One of the numerous troubling aspects of grand corruption as practiced in many developing countries is that the stolen loot generally does not add, even inefficiently, to the local economy; rather, it is spirited away to high-security accounts in foreign countries. However, the UN and World Bank announced a new system last week that will attempt to combat corruption in developing nations by returning assets plundered by corrupt leaders to their respective countries. Combined with the safeguards imposed on signatories to the 2005 UN Convention against Corruption, leaders will no longer have the assurance that their pilfered money is safe once it leaves the country.

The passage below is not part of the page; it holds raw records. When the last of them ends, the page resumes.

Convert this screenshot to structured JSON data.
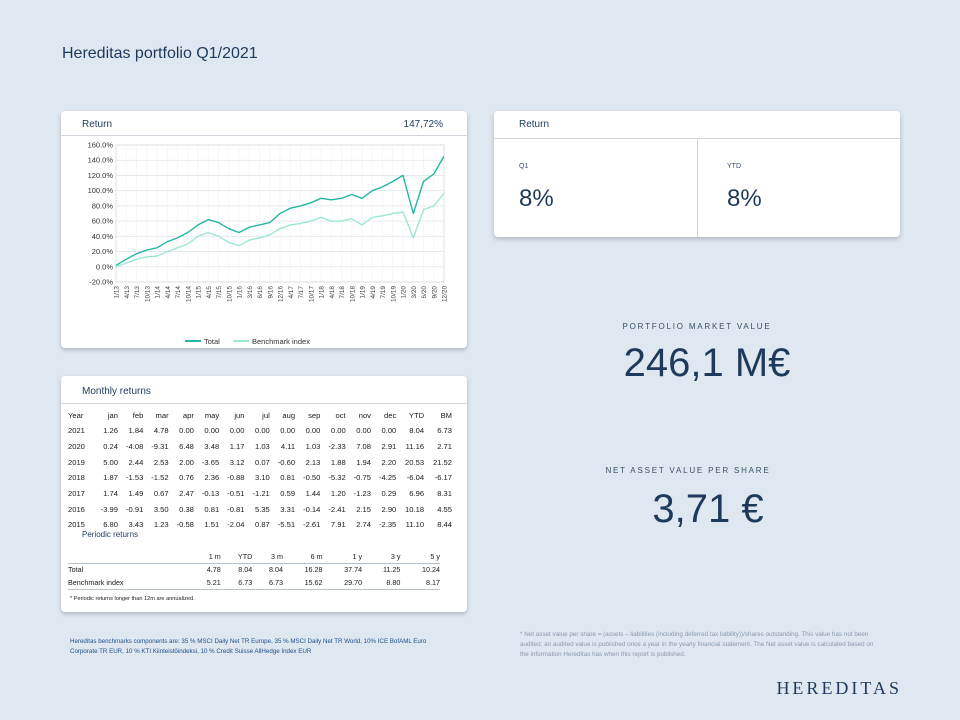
{
  "page": {
    "title": "Hereditas portfolio Q1/2021"
  },
  "return_chart_card": {
    "label": "Return",
    "total_value": "147,72%",
    "legend": {
      "total": "Total",
      "benchmark": "Benchmark index"
    },
    "colors": {
      "total": "#26b5a0",
      "benchmark": "#9ee6d4"
    }
  },
  "chart_data": {
    "type": "line",
    "x": [
      "1/13",
      "4/13",
      "7/13",
      "10/13",
      "1/14",
      "4/14",
      "7/14",
      "10/14",
      "1/15",
      "4/15",
      "7/15",
      "10/15",
      "1/16",
      "3/16",
      "6/16",
      "9/16",
      "12/16",
      "4/17",
      "7/17",
      "10/17",
      "1/18",
      "4/18",
      "7/18",
      "10/18",
      "1/19",
      "4/19",
      "7/19",
      "10/19",
      "1/20",
      "3/20",
      "6/20",
      "9/20",
      "12/20"
    ],
    "series": [
      {
        "name": "Total",
        "values": [
          2,
          10,
          17,
          22,
          25,
          33,
          38,
          45,
          55,
          62,
          58,
          50,
          45,
          52,
          55,
          58,
          70,
          77,
          80,
          84,
          90,
          88,
          90,
          95,
          90,
          100,
          105,
          112,
          120,
          70,
          112,
          122,
          145
        ]
      },
      {
        "name": "Benchmark index",
        "values": [
          0,
          5,
          10,
          13,
          14,
          20,
          25,
          30,
          40,
          45,
          40,
          32,
          28,
          35,
          38,
          42,
          50,
          55,
          57,
          60,
          65,
          60,
          60,
          63,
          55,
          65,
          67,
          70,
          72,
          38,
          75,
          80,
          97
        ]
      }
    ],
    "ylim": [
      -20,
      160
    ],
    "yticks": [
      "-20.0%",
      "0.0%",
      "20.0%",
      "40.0%",
      "60.0%",
      "80.0%",
      "100.0%",
      "120.0%",
      "140.0%",
      "160.0%"
    ],
    "grid": true,
    "legend_position": "bottom-center"
  },
  "return_summary": {
    "label": "Return",
    "q1_label": "Q1",
    "q1_value": "8%",
    "ytd_label": "YTD",
    "ytd_value": "8%"
  },
  "market_value": {
    "label": "PORTFOLIO MARKET VALUE",
    "value": "246,1 M€"
  },
  "nav_per_share": {
    "label": "NET ASSET VALUE PER SHARE",
    "value": "3,71 €"
  },
  "monthly_returns": {
    "label": "Monthly returns",
    "headers": [
      "Year",
      "jan",
      "feb",
      "mar",
      "apr",
      "may",
      "jun",
      "jul",
      "aug",
      "sep",
      "oct",
      "nov",
      "dec",
      "YTD",
      "BM"
    ],
    "rows": [
      [
        "2021",
        "1.26",
        "1.84",
        "4.78",
        "0.00",
        "0.00",
        "0.00",
        "0.00",
        "0.00",
        "0.00",
        "0.00",
        "0.00",
        "0.00",
        "8.04",
        "6.73"
      ],
      [
        "2020",
        "0.24",
        "-4.08",
        "-9.31",
        "6.48",
        "3.48",
        "1.17",
        "1.03",
        "4.11",
        "1.03",
        "-2.33",
        "7.08",
        "2.91",
        "11.16",
        "2.71"
      ],
      [
        "2019",
        "5.00",
        "2.44",
        "2.53",
        "2.00",
        "-3.65",
        "3.12",
        "0.07",
        "-0.60",
        "2.13",
        "1.88",
        "1.94",
        "2.20",
        "20.53",
        "21.52"
      ],
      [
        "2018",
        "1.87",
        "-1.53",
        "-1.52",
        "0.76",
        "2.36",
        "-0.88",
        "3.10",
        "0.81",
        "-0.50",
        "-5.32",
        "-0.75",
        "-4.25",
        "-6.04",
        "-6.17"
      ],
      [
        "2017",
        "1.74",
        "1.49",
        "0.67",
        "2.47",
        "-0.13",
        "-0.51",
        "-1.21",
        "0.59",
        "1.44",
        "1.20",
        "-1.23",
        "0.29",
        "6.96",
        "8.31"
      ],
      [
        "2016",
        "-3.99",
        "-0.91",
        "3.50",
        "0.38",
        "0.81",
        "-0.81",
        "5.35",
        "3.31",
        "-0.14",
        "-2.41",
        "2.15",
        "2.90",
        "10.18",
        "4.55"
      ],
      [
        "2015",
        "6.80",
        "3.43",
        "1.23",
        "-0.58",
        "1.51",
        "-2.04",
        "0.87",
        "-5.51",
        "-2.61",
        "7.91",
        "2.74",
        "-2.35",
        "11.10",
        "8.44"
      ]
    ]
  },
  "periodic_returns": {
    "label": "Periodic returns",
    "headers": [
      "",
      "1 m",
      "YTD",
      "3 m",
      "6 m",
      "1 y",
      "3 y",
      "5 y"
    ],
    "rows": [
      [
        "Total",
        "4.78",
        "8.04",
        "8.04",
        "16.28",
        "37.74",
        "11.25",
        "10.24"
      ],
      [
        "Benchmark index",
        "5.21",
        "6.73",
        "6.73",
        "15.62",
        "29.70",
        "8.80",
        "8.17"
      ]
    ],
    "note": "* Periodic returns longer than 12m are annualized."
  },
  "benchmark_note": "Hereditas benchmarks components are: 35 % MSCI Daily Net TR Europe, 35 % MSCI Daily Net TR World, 10% ICE BofAML Euro Corporate TR EUR, 10 % KTI Kiinteistöindeksi, 10 % Credit Suisse AllHedge Index EUR",
  "nav_footnote": "* Net asset value per share = (assets – liabilities (including deferred tax liability))/shares outstanding. This value has not been audited; an audited value is published once a year in the yearly financial statement. The Net asset value is calculated based on the information Hereditas has when this report is published.",
  "brand": {
    "logo_text": "HEREDITAS"
  }
}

Previously, the corruption of various leaders and ex-leaders might have been well-known, but the money remained untouchable, with asset freezing the only possible action typically open to successor governments. Once the new system is implemented, however, countries will have the ability – and responsibility – to trace and recover these previously protected funds. While implementation will hit predictable snags from developed countries looking to protect their financial centers and smaller, specialized centers of offshore banking looking to hold on to their share of what has been a growth industry, developed countries might well embrace the free publicity that comes with appearing to altruistically “donate” millions of development dollars once given up as lost – without even having to dip into their own budgets. But it also suggests a free-rider problem, where one or a few banking centers benefit from being the safe haven for millions of plundered dollars after deciding it is more important to protect their financial environment than to help pay for, say, malaria treatment.
What remains to be seen and proved to wary developed nations (or those looking for an excuse not to link up with the new system) is how the system will work in the developing countries, and how, if at all, that money is used to help the people it was originally intended for. Most importantly, given that many of the countries still have major corruption problems, the World Bank’s assurances that the money “will not be stolen twice” sound a bit thin. Nonetheless, such a high-profile effort not only may bring tangible benefits, it also gives succor to investigators and anticorruption crusaders in developing countries. Let’s hope that this initiative receives the broad support it deserves.